Sul divieto del burkini

In Francia la polizia ha circondato una signora in burkini che era tranquillamente sdraiata su una spiaggia e, sotto lo sguardo della figlia in lacrime e della folla, l’ha prima multata a causa di un abbigliamento non conforme ai valori morali (la multa parla di «abito [non] rispettoso della buona morale e del secolarismo») e poi, tra gli applausi di molti bagnanti e passanti inferociti che la insultavano e le intimavano di «tornarsene al suo paese», l’hanno umiliata costringendola a scoprirsi il collo nonostante questo urtasse evidentemente la sensibilità e il senso del pudore della diretta interessata.

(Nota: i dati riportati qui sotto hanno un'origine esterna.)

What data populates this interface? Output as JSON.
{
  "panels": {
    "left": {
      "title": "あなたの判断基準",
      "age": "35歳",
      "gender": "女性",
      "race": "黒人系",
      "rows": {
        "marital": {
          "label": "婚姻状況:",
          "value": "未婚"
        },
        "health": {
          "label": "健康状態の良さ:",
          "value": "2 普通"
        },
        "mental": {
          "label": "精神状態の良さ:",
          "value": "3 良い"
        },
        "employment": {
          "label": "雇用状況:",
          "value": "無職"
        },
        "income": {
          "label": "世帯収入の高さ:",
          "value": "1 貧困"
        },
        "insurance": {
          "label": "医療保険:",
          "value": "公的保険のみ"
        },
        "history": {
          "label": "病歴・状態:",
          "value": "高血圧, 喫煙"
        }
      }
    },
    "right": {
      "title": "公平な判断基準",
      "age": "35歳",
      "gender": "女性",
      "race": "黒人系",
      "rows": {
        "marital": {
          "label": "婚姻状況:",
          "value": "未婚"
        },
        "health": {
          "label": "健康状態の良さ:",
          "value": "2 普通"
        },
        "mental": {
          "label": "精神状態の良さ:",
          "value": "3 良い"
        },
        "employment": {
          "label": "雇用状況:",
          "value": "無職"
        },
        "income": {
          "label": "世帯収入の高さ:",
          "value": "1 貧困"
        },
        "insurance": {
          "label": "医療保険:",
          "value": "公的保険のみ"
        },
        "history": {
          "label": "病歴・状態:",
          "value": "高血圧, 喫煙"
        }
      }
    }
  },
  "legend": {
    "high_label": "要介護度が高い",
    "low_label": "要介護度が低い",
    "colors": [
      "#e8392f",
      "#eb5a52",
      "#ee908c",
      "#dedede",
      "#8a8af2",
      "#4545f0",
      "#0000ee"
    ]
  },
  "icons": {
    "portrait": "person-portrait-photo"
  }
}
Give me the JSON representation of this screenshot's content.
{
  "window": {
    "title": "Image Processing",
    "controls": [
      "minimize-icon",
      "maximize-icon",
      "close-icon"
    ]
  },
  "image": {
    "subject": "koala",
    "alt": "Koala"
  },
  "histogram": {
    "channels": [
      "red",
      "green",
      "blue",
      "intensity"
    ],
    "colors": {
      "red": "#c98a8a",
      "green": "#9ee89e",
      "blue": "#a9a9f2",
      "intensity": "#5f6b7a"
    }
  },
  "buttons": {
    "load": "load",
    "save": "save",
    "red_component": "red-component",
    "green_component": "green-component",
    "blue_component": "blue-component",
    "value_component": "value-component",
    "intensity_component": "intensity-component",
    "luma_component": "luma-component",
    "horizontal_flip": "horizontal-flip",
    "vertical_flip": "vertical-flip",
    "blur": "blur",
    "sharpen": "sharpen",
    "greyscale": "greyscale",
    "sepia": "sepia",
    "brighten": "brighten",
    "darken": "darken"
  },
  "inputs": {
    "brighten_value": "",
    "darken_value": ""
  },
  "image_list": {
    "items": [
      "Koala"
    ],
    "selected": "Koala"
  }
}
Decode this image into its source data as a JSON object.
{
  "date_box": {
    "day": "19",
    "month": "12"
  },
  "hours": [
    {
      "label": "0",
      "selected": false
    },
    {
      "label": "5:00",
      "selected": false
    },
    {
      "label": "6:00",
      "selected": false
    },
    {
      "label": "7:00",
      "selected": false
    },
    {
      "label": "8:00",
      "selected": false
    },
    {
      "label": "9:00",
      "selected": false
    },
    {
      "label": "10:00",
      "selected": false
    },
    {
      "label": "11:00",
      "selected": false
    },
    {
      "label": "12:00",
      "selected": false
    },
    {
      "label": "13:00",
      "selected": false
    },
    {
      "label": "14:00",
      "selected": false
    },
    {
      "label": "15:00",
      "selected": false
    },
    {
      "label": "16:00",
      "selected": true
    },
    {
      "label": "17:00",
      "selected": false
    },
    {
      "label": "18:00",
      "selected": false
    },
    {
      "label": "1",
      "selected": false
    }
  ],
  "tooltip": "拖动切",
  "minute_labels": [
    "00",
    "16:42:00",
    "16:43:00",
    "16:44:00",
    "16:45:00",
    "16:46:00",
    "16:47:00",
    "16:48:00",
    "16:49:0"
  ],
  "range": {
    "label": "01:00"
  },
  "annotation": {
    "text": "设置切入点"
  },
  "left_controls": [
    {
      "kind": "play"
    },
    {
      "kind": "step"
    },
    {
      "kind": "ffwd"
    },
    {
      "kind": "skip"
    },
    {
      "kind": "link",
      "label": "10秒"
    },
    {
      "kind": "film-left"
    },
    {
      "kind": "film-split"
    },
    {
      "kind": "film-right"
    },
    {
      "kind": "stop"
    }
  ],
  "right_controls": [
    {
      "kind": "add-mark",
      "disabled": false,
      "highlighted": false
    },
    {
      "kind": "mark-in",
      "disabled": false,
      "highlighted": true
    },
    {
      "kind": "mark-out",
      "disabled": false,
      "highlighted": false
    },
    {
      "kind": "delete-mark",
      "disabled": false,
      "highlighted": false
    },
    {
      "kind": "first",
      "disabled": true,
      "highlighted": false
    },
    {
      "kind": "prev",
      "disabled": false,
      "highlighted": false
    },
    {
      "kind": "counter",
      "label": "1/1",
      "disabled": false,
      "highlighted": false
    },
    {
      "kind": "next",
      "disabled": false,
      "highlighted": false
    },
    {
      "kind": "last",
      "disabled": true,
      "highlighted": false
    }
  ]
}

1) Qual è la differenza tra questo e uno stupro?
2) A quali modernissimi “valori occidentali” si richiama un’ordinanza che vieta un abbigliamento non conforme a dei valori morali?
3) “Noi” non eravamo quelli che si distinguevano dagli estremisti sauditi che impongono per legge un abbigliamento conforme ai loro valori morali? Adesso non si può più sostenere che “da noi ognuno è libero di vestirsi come vuole”.
4) Vietare un capo di abbigliamento è come vietare l’uso di una lingua. Oltre che essere una cosa ridicola, sono entrambi tradizionali pratiche coloniali. C’è bisogno di altro per capire che il divieto del burkini non ha nulla a che fare con la libertà delle donne ma serve solo a discriminare le musulmane in quanto tali?
5) Il burkini ufficialmente è stato vietato perché «rischia di offendere le convinzioni religiose e quelle non religiose di altri frequentatori della spiaggia» e rischia anche di essere interpretato «come una provocazione». Un divieto del genere invece non costituisce una ben più preoccupante provocazione? Ci dovremmo poi stupire se azioni come questa venissero percepite come imposizioni e umiliazioni gratuite dalla comunità discriminata portando alla radicalizzazione alimentata dal rancore di fette sempre più larghe?

Se qualche musulmano testa calda a questi provvedimenti dovesse direttamente o indirettamente reagire con violenza, reagirebbe con violenza non perché musulmano, ma perché soggetto a odiosa discriminazione. Infatti, non mi stupirei neanche se a reagire con violenza fosse qualche femminista testa calda: non c’entra il fatto di essere donna o musulmana, c’entra il fatto di essere vittima di violenza.
Questi fatti fanno talmente schifo che mi portano a difendere l’uso di un capo di abbigliamento che neanche amo. Non amo neanche i piercing, ma se li vietassero per legge mi schiererei contro la legge. La questione è così semplice che il paragone sembra ridicolo, ma è la stessa identica cosa.